Irene Pivetti, Cristianità n. 232-233 (1994)
Il 27 agosto 1994 il presidente della Camera dei Deputati, on. Irene Pivetti, è intervenuta a Rimini al Meeting per la Pace e l’Amicizia fra i Popoli, intitolato E il popolo esiliato continuò il suo cammino, presentata dal dottor Giorgio Vittadini, presidente nazionale della Compagnia delle Opere. All’intervento ha fatto seguito una violenta e articolata aggressione da parte dei mass media. Trascriviamo, con un titolo redazionale, il testo diffuso dalla segreteria del Meeting come comunicato n. 120.
Il testo all’origine di polemiche dottrinali e di fatto
La riconquista oltre l’esilio e la regalità dolorosa di Cristo
Amici del Meeting, grazie. Grazie per avermi invitato a condividere questa festa, grazie per avermi invitato a condividere la vostra gioia insieme, una volta di più e con ancora maggiore forza. Grazie per avermi invitato ad essere uno, uno con voi; insomma grazie di avermi invitato ad essere «noi». Noi siamo un popolo solo, abbiamo una fede sola, una speranza sola e una sola carità: per tutto questo grazie. Tutti noi che siamo popolo per questo fatto, per questa realtà forte, dirompente della fede in un fatto, quell’atto di amore sconvolgente che è l’incarnazione, siamo qui per continuare sia pure indegnamente questo fatto nella nostra vita.

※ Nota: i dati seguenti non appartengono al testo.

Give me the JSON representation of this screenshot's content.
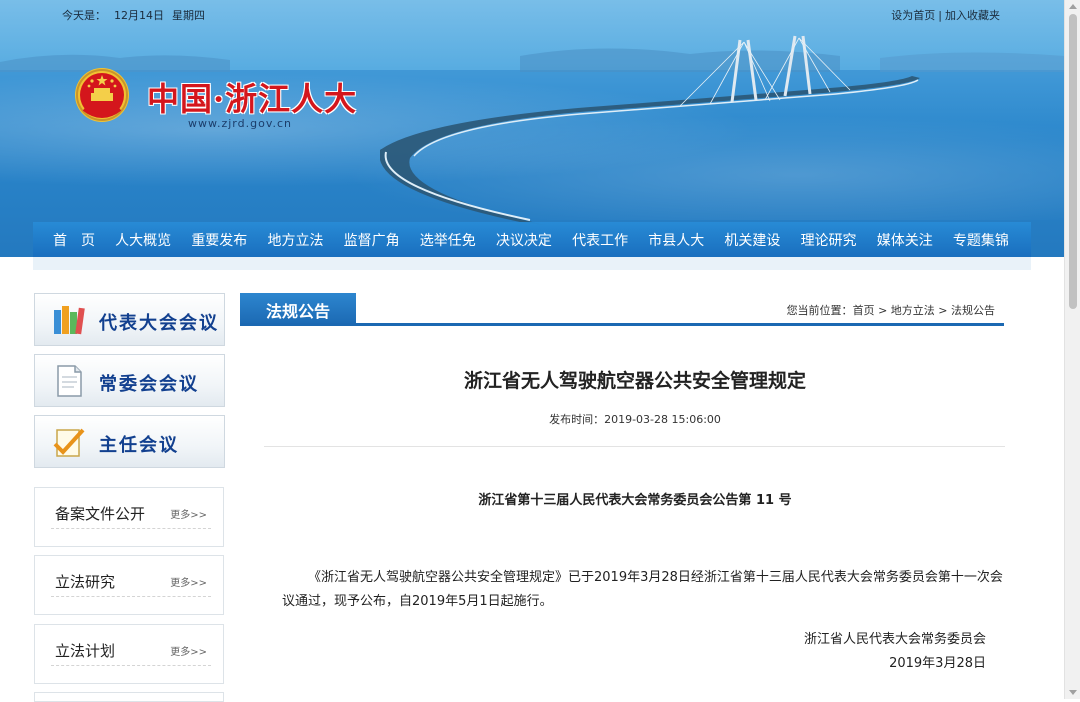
{
  "header": {
    "date_label": "今天是：",
    "date": "12月14日",
    "weekday": "星期四",
    "set_home": "设为首页",
    "separator": "|",
    "add_favorite": "加入收藏夹",
    "site_title": "中国·浙江人大",
    "site_url": "www.zjrd.gov.cn"
  },
  "nav": {
    "items": [
      "首　页",
      "人大概览",
      "重要发布",
      "地方立法",
      "监督广角",
      "选举任免",
      "决议决定",
      "代表工作",
      "市县人大",
      "机关建设",
      "理论研究",
      "媒体关注",
      "专题集锦"
    ]
  },
  "sidebar": {
    "buttons": [
      {
        "label": "代表大会会议",
        "icon": "books-icon"
      },
      {
        "label": "常委会会议",
        "icon": "document-icon"
      },
      {
        "label": "主任会议",
        "icon": "pen-check-icon"
      }
    ],
    "boxes": [
      {
        "title": "备案文件公开",
        "more": "更多>>"
      },
      {
        "title": "立法研究",
        "more": "更多>>"
      },
      {
        "title": "立法计划",
        "more": "更多>>"
      }
    ]
  },
  "section": {
    "tab": "法规公告",
    "breadcrumb_label": "您当前位置：",
    "crumbs": [
      "首页",
      "地方立法",
      "法规公告"
    ],
    "crumb_sep": ">"
  },
  "article": {
    "title": "浙江省无人驾驶航空器公共安全管理规定",
    "publish_label": "发布时间：",
    "publish_time": "2019-03-28 15:06:00",
    "announcement": "浙江省第十三届人民代表大会常务委员会公告第 11 号",
    "body": "《浙江省无人驾驶航空器公共安全管理规定》已于2019年3月28日经浙江省第十三届人民代表大会常务委员会第十一次会议通过，现予公布，自2019年5月1日起施行。",
    "signatory": "浙江省人民代表大会常务委员会",
    "sign_date": "2019年3月28日"
  },
  "colors": {
    "brand_red": "#d4161c",
    "nav_blue": "#1b68b2",
    "sidebar_text": "#12408f"
  }
}
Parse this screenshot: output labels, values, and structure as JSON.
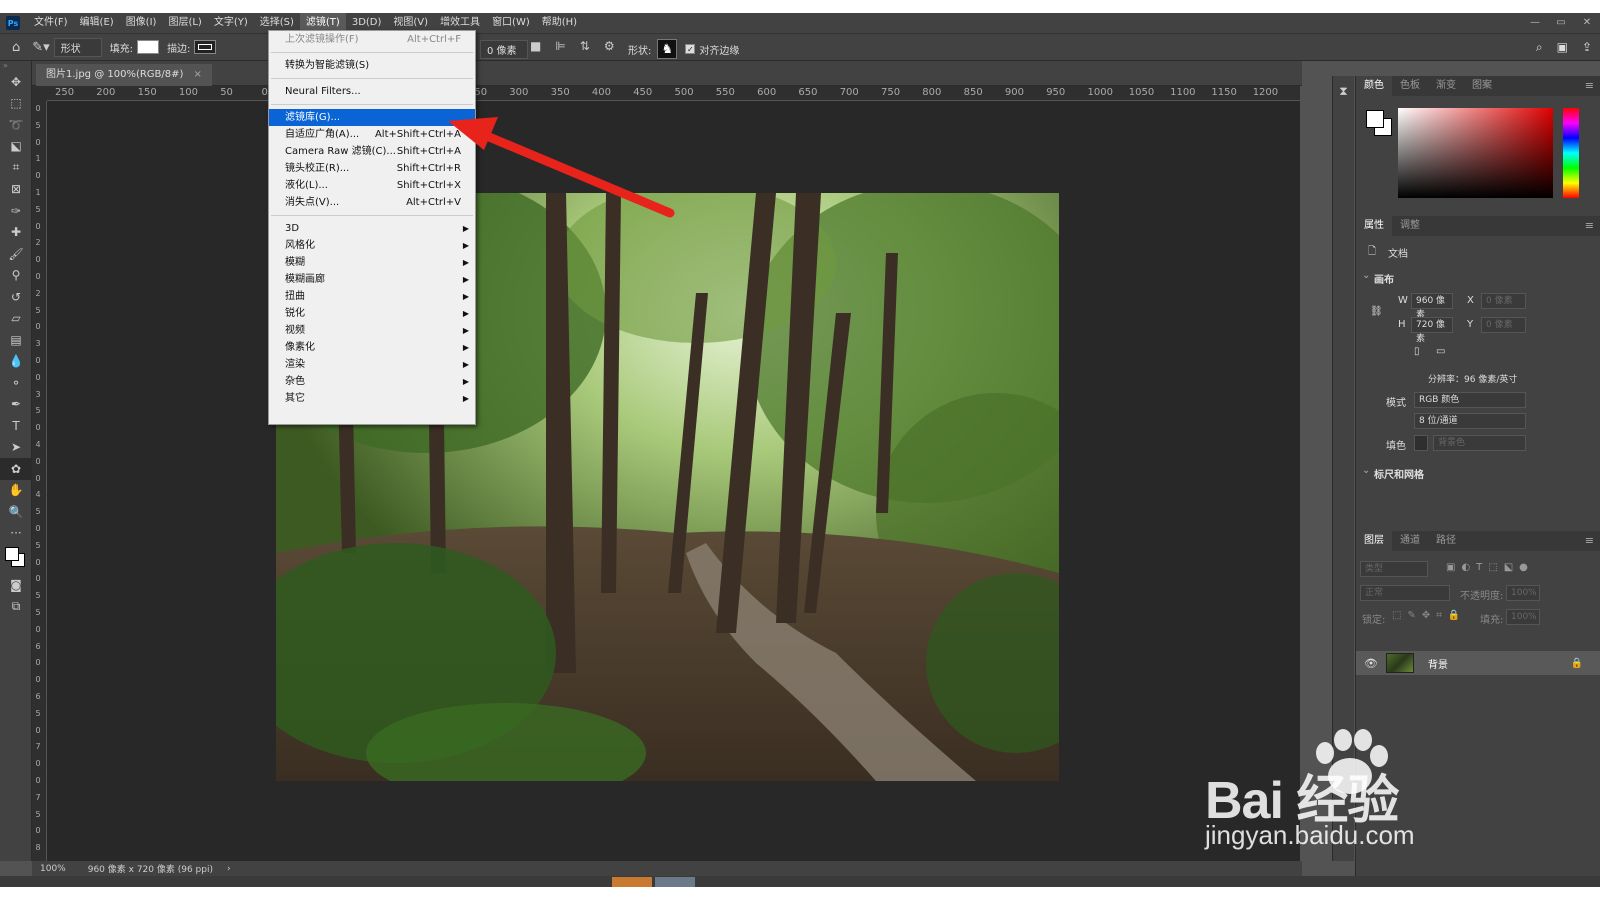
{
  "app": {
    "logo": "Ps"
  },
  "menubar": {
    "items": [
      "文件(F)",
      "编辑(E)",
      "图像(I)",
      "图层(L)",
      "文字(Y)",
      "选择(S)",
      "滤镜(T)",
      "3D(D)",
      "视图(V)",
      "增效工具",
      "窗口(W)",
      "帮助(H)"
    ],
    "active_index": 6,
    "window_controls": [
      "—",
      "▭",
      "✕"
    ]
  },
  "options": {
    "mode": "形状",
    "fill_label": "填充:",
    "stroke_label": "描边:",
    "stroke_width": "0 像素",
    "shape_label": "形状:",
    "align_edges_label": "对齐边缘",
    "align_edges_checked": true
  },
  "document": {
    "tab_title": "图片1.jpg @ 100%(RGB/8#)",
    "tab_close": "×"
  },
  "ruler": {
    "h_ticks": [
      "250",
      "200",
      "150",
      "100",
      "50",
      "0",
      "50",
      "100",
      "150",
      "200",
      "250",
      "300",
      "350",
      "400",
      "450",
      "500",
      "550",
      "600",
      "650",
      "700",
      "750",
      "800",
      "850",
      "900",
      "950",
      "1000",
      "1050",
      "1100",
      "1150",
      "1200"
    ],
    "v_ticks": [
      "0",
      "5",
      "0",
      "1",
      "0",
      "1",
      "5",
      "0",
      "2",
      "0",
      "0",
      "2",
      "5",
      "0",
      "3",
      "0",
      "0",
      "3",
      "5",
      "0",
      "4",
      "0",
      "0",
      "4",
      "5",
      "0",
      "5",
      "0",
      "0",
      "5",
      "5",
      "0",
      "6",
      "0",
      "0",
      "6",
      "5",
      "0",
      "7",
      "0",
      "0",
      "7",
      "5",
      "0",
      "8"
    ]
  },
  "filter_menu": {
    "items": [
      {
        "label": "上次滤镜操作(F)",
        "shortcut": "Alt+Ctrl+F",
        "disabled": true
      },
      {
        "sep": true
      },
      {
        "label": "转换为智能滤镜(S)",
        "shortcut": ""
      },
      {
        "sep": true
      },
      {
        "label": "Neural Filters...",
        "shortcut": ""
      },
      {
        "sep": true
      },
      {
        "label": "滤镜库(G)...",
        "shortcut": "",
        "highlighted": true
      },
      {
        "label": "自适应广角(A)...",
        "shortcut": "Alt+Shift+Ctrl+A"
      },
      {
        "label": "Camera Raw 滤镜(C)...",
        "shortcut": "Shift+Ctrl+A"
      },
      {
        "label": "镜头校正(R)...",
        "shortcut": "Shift+Ctrl+R"
      },
      {
        "label": "液化(L)...",
        "shortcut": "Shift+Ctrl+X"
      },
      {
        "label": "消失点(V)...",
        "shortcut": "Alt+Ctrl+V"
      },
      {
        "sep": true
      },
      {
        "label": "3D",
        "submenu": true
      },
      {
        "label": "风格化",
        "submenu": true
      },
      {
        "label": "模糊",
        "submenu": true
      },
      {
        "label": "模糊画廊",
        "submenu": true
      },
      {
        "label": "扭曲",
        "submenu": true
      },
      {
        "label": "锐化",
        "submenu": true
      },
      {
        "label": "视频",
        "submenu": true
      },
      {
        "label": "像素化",
        "submenu": true
      },
      {
        "label": "渲染",
        "submenu": true
      },
      {
        "label": "杂色",
        "submenu": true
      },
      {
        "label": "其它",
        "submenu": true
      }
    ]
  },
  "status": {
    "zoom": "100%",
    "doc_info": "960 像素 x 720 像素 (96 ppi)",
    "more": "›"
  },
  "color_panel": {
    "tabs": [
      "颜色",
      "色板",
      "渐变",
      "图案"
    ],
    "active": 0,
    "menu": "≡"
  },
  "properties_panel": {
    "tabs": [
      "属性",
      "调整"
    ],
    "active": 0,
    "doc_label": "文档",
    "canvas_section": "画布",
    "w_label": "W",
    "w_value": "960 像素",
    "h_label": "H",
    "h_value": "720 像素",
    "x_label": "X",
    "x_value": "0 像素",
    "y_label": "Y",
    "y_value": "0 像素",
    "resolution": "分辨率：96 像素/英寸",
    "mode_label": "模式",
    "mode_value": "RGB 颜色",
    "depth_value": "8 位/通道",
    "fill_label": "填色",
    "fill_value": "背景色",
    "rulers_section": "标尺和网格",
    "menu": "≡"
  },
  "layers_panel": {
    "tabs": [
      "图层",
      "通道",
      "路径"
    ],
    "active": 0,
    "search_placeholder": "类型",
    "blend_mode": "正常",
    "opacity_label": "不透明度:",
    "opacity_value": "100%",
    "lock_label": "锁定:",
    "fill_label": "填充:",
    "fill_value": "100%",
    "layer_name": "背景",
    "footer_icons": [
      "∞",
      "fx",
      "▢",
      "◐",
      "▭",
      "+",
      "🗑"
    ],
    "menu": "≡"
  },
  "watermark": {
    "main": "Bai 经验",
    "url": "jingyan.baidu.com"
  },
  "colors": {
    "arrow": "#e8231c",
    "highlight": "#0a64d6"
  }
}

Siamo qui per essere un pezzo di Chiesa: la Chiesa Cattolica è il fatto dell’Incarnazione che continua nella storia. Anche per questo ammiro la vostra scelta di avere voluto, quest’anno con particolare decisione, essere soprattutto un avvenimento ecclesiale con questa vostra festa del Meeting perché il fatto della fede non può sopportare la gabbia della traduzione automatica in politica, della riduzione a sola politica. Lo ha appena ricordato con tanta energia Vittadini.

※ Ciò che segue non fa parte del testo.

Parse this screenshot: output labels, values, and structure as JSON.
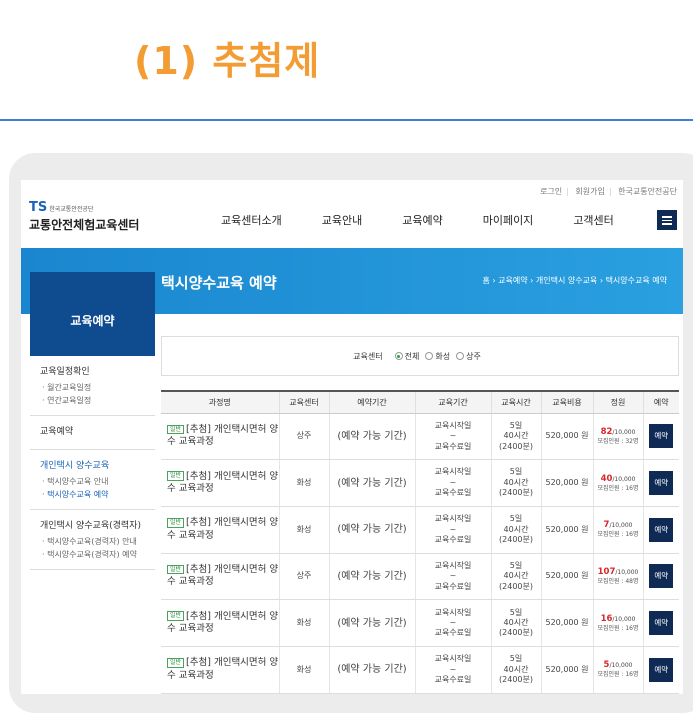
{
  "heading": {
    "title": "(1) 추첨제"
  },
  "util_links": [
    "로그인",
    "회원가입",
    "한국교통안전공단"
  ],
  "logo": {
    "ts": "TS",
    "small": "한국교통안전공단",
    "big": "교통안전체험교육센터"
  },
  "gnb": [
    "교육센터소개",
    "교육안내",
    "교육예약",
    "마이페이지",
    "고객센터"
  ],
  "banner": {
    "title": "택시양수교육 예약",
    "breadcrumb": "홈 › 교육예약 › 개인택시 양수교육 › 택시양수교육 예약"
  },
  "sidebar": {
    "title": "교육예약",
    "groups": [
      {
        "heading": "교육일정확인",
        "items": [
          "· 월간교육일정",
          "· 연간교육일정"
        ]
      },
      {
        "heading": "교육예약",
        "items": []
      },
      {
        "heading": "개인택시 양수교육",
        "items": [
          "· 택시양수교육 안내",
          "· 택시양수교육 예약"
        ]
      },
      {
        "heading": "개인택시 양수교육(경력자)",
        "items": [
          "· 택시양수교육(경력자) 안내",
          "· 택시양수교육(경력자) 예약"
        ]
      }
    ]
  },
  "filter": {
    "label": "교육센터",
    "options": [
      "전체",
      "화성",
      "상주"
    ],
    "selected": "전체"
  },
  "table": {
    "headers": [
      "과정명",
      "교육센터",
      "예약기간",
      "교육기간",
      "교육시간",
      "교육비용",
      "정원",
      "예약"
    ],
    "badge": "일반",
    "rows": [
      {
        "name": "[추첨] 개인택시면허 양수 교육과정",
        "center": "상주",
        "period": "(예약 가능 기간)",
        "edu": [
          "교육시작일",
          "~",
          "교육수료일"
        ],
        "time": [
          "5일",
          "40시간",
          "(2400분)"
        ],
        "cost": "520,000 원",
        "applied": "82",
        "cap": "/10,000",
        "recruit": "모집인원 : 32명",
        "btn": "예약"
      },
      {
        "name": "[추첨] 개인택시면허 양수 교육과정",
        "center": "화성",
        "period": "(예약 가능 기간)",
        "edu": [
          "교육시작일",
          "~",
          "교육수료일"
        ],
        "time": [
          "5일",
          "40시간",
          "(2400분)"
        ],
        "cost": "520,000 원",
        "applied": "40",
        "cap": "/10,000",
        "recruit": "모집인원 : 16명",
        "btn": "예약"
      },
      {
        "name": "[추첨] 개인택시면허 양수 교육과정",
        "center": "화성",
        "period": "(예약 가능 기간)",
        "edu": [
          "교육시작일",
          "~",
          "교육수료일"
        ],
        "time": [
          "5일",
          "40시간",
          "(2400분)"
        ],
        "cost": "520,000 원",
        "applied": "7",
        "cap": "/10,000",
        "recruit": "모집인원 : 16명",
        "btn": "예약"
      },
      {
        "name": "[추첨] 개인택시면허 양수 교육과정",
        "center": "상주",
        "period": "(예약 가능 기간)",
        "edu": [
          "교육시작일",
          "~",
          "교육수료일"
        ],
        "time": [
          "5일",
          "40시간",
          "(2400분)"
        ],
        "cost": "520,000 원",
        "applied": "107",
        "cap": "/10,000",
        "recruit": "모집인원 : 48명",
        "btn": "예약"
      },
      {
        "name": "[추첨] 개인택시면허 양수 교육과정",
        "center": "화성",
        "period": "(예약 가능 기간)",
        "edu": [
          "교육시작일",
          "~",
          "교육수료일"
        ],
        "time": [
          "5일",
          "40시간",
          "(2400분)"
        ],
        "cost": "520,000 원",
        "applied": "16",
        "cap": "/10,000",
        "recruit": "모집인원 : 16명",
        "btn": "예약"
      },
      {
        "name": "[추첨] 개인택시면허 양수 교육과정",
        "center": "화성",
        "period": "(예약 가능 기간)",
        "edu": [
          "교육시작일",
          "~",
          "교육수료일"
        ],
        "time": [
          "5일",
          "40시간",
          "(2400분)"
        ],
        "cost": "520,000 원",
        "applied": "5",
        "cap": "/10,000",
        "recruit": "모집인원 : 16명",
        "btn": "예약"
      }
    ]
  }
}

Ebbene, insieme, essere fatto ecclesiale, pubblicamente, vigorosamente, un fatto di cui non si può non tenere conto, un fatto di cui non si può non parlare sulla stampa e anche nella vita politica. Perché se la Chiesa è un popolo, è un popolo che si vede e che si deve vedere, e come lo si vede qui questo popolo.
Avete detto Il Popolo Esiliato, si è parlato tanto di questo popolo esiliato che avete messo a titolo di questo Meeting, e certo il popolo cristiano è in esilio sulla terra, siamo tutti noi esiliati dalla Patria Celeste in cui torneremo forse un giorno, se saremo in Grazia di Dio; ma San Paolo dice anche, e il libro delle ore lo ricorda ogni giovedì, che non siete più stranieri né ospiti, ma siete concittadini dei Santi e familiari di Dio. Dunque, nell’esilio ci è offerta la possibilità di una nuova cittadinanza.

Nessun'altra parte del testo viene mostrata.